Freshman Congresswoman Alexandria Ocasio-Cortez, a Democratic socialist who says being rich is immoral, stirred up more controversy over the weekend, calling capitalism an “irredeemable” system because it leads to income inequality.
Ocasio-Cortez, speaking at the South by Southwest conference in Austin, Texas, spoke on a number of topics including universal healthcare and the battle against climate change, but her sharpest comments were directed at an economic system she says values profits over people.
“Capitalism is an ideology of capital — the most important thing is the concentration of capital and to seek and maximize profit,” Ocasio-Cortez said. And that comes at any cost to people and to the environment, she said, “so to me capitalism is irredeemable.”
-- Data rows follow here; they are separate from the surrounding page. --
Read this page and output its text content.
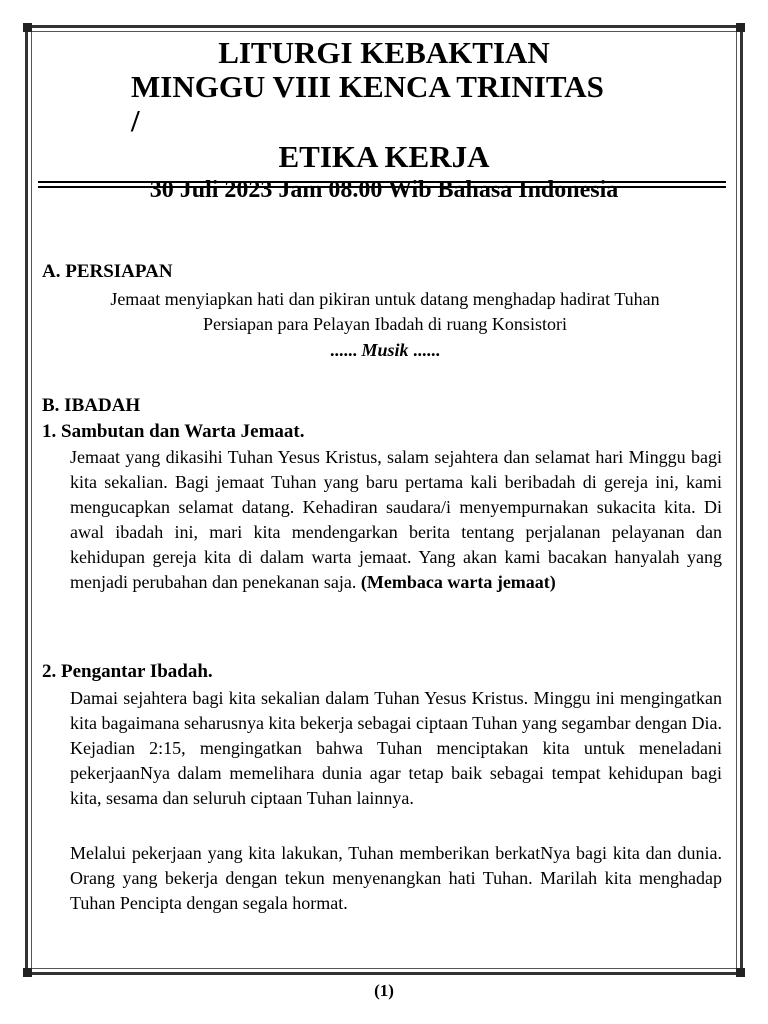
LITURGI KEBAKTIAN
MINGGU VIII KENCA TRINITAS
/
ETIKA KERJA
30 Juli 2023 Jam 08.00 Wib Bahasa Indonesia
A. PERSIAPAN
Jemaat menyiapkan hati dan pikiran untuk datang menghadap hadirat Tuhan
Persiapan para Pelayan Ibadah di ruang Konsistori
...... Musik ......
B. IBADAH
1. Sambutan dan Warta Jemaat.

Jemaat yang dikasihi Tuhan Yesus Kristus, salam sejahtera dan selamat hari Minggu bagi kita sekalian. Bagi jemaat Tuhan yang baru pertama kali beribadah di gereja ini, kami mengucapkan selamat datang. Kehadiran saudara/i menyempurnakan sukacita kita. Di awal ibadah ini, mari kita mendengarkan berita tentang perjalanan pelayanan dan kehidupan gereja kita di dalam warta jemaat. Yang akan kami bacakan hanyalah yang menjadi perubahan dan penekanan saja. (Membaca warta jemaat)

2. Pengantar Ibadah.

Damai sejahtera bagi kita sekalian dalam Tuhan Yesus Kristus. Minggu ini mengingatkan kita bagaimana seharusnya kita bekerja sebagai ciptaan Tuhan yang segambar dengan Dia. Kejadian 2:15, mengingatkan bahwa Tuhan menciptakan kita untuk meneladani pekerjaanNya dalam memelihara dunia agar tetap baik sebagai tempat kehidupan bagi kita, sesama dan seluruh ciptaan Tuhan lainnya.

Melalui pekerjaan yang kita lakukan, Tuhan memberikan berkatNya bagi kita dan dunia. Orang yang bekerja dengan tekun menyenangkan hati Tuhan. Marilah kita menghadap Tuhan Pencipta dengan segala hormat.

(1)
Though she said she doesn’t think all parts of capitalism should be abandoned, “we’re reckoning with the consequences of putting profit above everything else in society. And what that means is people can’t afford to live. For me, it’s a question of priorities and right now I don’t think our model is sustainable.”
Instead of conservative politicians scaring people that socialism means the government is going to take over their business, “we should be scared right now because corporations have taken over our government,” she said.
Texas’ South by Southwest conference has evolved into one of the country’s defining cultural events combining music and film festivals with showcases for technology and politics. One year away from the Super Tuesday primary where Texas will loom large, it’s an ideal venue for presidential aspirants to raise their profile and test their message early in the race.
Republicans have been citing remarks by Ocasio-Cortez and some of her allies to attack Democrats as trying to push the country toward socialism. Although senior Democratic officials dismiss that allegation, Ocasio-Cortez’s remarks in Austin are likely to be highlighted by GOP critics.
While America is wealthier than ever, wealth is enjoyed “by fewer than ever,” she said.
“It doesn’t feel good to live in an unequal society,” she said, citing an increase in homelessness in New York City among veterans and the elderly while penthouses sit empty. “It doesn’t feel good to live in a society like that.”